External Audit Engagement Letters Unsafe and Unsound Use of Limitation of Liability Provisions and Certain Alternative Dispute Resolution Provisions
FIL-41-2005 May 10, 2005
The federal banking, thrift and credit union regulatory agencies are seeking public comment on the attached proposed “Interagency Advisory on the Unsafe and Unsound Use of Limitation of Liability Provisions and Certain Alternative Dispute Resolution Provisions in External Audit Engagement Letters.” Comments are due by June 9, 2005.
The attached proposed interagency advisory alerts financial institutions’ boards of directors, audit committees, management, and external auditors to the safety and soundness implications of provisions that limit the external auditor’s liability in a financial statement audit.
The proposed advisory would apply to all financial institution external audits, regardless of the size of the financial institution, whether the financial institution is public or not, and whether the external audit is required or voluntary.

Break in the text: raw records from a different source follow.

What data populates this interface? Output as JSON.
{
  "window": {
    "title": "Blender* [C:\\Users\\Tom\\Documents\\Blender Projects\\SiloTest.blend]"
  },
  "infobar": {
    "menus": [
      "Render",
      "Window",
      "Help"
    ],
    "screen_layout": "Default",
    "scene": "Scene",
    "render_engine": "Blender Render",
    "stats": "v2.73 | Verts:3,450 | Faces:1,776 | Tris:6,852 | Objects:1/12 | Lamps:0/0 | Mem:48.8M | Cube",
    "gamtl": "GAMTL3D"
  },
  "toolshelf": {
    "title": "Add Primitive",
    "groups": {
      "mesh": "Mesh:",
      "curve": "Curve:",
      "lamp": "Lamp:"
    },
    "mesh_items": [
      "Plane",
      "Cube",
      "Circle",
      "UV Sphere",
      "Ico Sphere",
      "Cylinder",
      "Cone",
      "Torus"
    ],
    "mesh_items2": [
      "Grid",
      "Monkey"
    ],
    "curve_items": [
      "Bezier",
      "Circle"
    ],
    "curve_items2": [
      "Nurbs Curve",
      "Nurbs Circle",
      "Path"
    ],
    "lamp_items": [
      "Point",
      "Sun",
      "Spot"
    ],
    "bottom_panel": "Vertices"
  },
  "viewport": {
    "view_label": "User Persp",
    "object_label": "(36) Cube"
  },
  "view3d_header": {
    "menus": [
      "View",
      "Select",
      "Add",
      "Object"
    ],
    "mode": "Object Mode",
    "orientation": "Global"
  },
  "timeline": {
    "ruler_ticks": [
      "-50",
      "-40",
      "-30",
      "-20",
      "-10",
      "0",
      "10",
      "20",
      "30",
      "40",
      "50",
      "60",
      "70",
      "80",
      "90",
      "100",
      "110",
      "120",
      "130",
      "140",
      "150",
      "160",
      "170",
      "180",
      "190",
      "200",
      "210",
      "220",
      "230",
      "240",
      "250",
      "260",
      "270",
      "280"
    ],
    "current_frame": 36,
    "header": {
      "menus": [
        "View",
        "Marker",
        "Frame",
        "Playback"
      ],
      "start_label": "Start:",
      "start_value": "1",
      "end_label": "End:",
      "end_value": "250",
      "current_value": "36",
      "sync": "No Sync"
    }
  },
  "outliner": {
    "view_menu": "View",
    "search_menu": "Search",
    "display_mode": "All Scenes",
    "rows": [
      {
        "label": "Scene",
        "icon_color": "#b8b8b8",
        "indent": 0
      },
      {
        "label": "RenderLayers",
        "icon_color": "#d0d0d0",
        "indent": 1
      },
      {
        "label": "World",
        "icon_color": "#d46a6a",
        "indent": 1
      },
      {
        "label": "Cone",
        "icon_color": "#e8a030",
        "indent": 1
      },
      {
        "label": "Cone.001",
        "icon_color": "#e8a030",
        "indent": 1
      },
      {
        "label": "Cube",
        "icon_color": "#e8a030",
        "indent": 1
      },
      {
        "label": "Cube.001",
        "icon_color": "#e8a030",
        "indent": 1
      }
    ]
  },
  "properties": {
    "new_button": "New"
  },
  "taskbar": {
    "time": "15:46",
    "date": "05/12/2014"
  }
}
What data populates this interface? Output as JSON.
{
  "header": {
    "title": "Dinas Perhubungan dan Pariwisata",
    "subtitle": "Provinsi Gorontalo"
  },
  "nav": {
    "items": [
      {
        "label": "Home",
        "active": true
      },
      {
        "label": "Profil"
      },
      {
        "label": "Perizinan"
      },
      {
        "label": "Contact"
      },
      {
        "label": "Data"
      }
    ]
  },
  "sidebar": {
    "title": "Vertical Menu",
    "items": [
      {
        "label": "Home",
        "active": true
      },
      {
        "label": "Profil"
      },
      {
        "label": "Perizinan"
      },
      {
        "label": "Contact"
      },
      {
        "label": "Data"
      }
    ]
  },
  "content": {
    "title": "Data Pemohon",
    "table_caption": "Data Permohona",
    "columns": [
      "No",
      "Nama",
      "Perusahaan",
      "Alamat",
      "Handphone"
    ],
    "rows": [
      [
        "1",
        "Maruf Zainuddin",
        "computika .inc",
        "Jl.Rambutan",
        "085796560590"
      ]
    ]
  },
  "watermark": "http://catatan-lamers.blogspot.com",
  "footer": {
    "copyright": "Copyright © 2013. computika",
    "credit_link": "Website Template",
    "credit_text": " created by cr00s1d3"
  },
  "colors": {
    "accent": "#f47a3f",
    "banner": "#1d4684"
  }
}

Limitation of liability provisions may weaken the external auditor’s objectivity, impartiality and performance and, thus, reduce the regulatory agencies’ ability to rely on the external audit.
Limitation of liability provisions may not be consistent with the auditor independence standards of the U.S. Securities and Exchange Commission, the Public Company Accounting Oversight Board, and the American Institute of Certified Public Accountants.
As proposed, the inclusion of limitation of liability provisions in external audit engagement letters and other agreements related to financial statement audits will generally be considered an unsafe and unsound practice.
The FDIC encourages all institutions to review the attached Federal Register notice, and to comment on the proposed advisory and the questions in the notice about the proposal and its effects.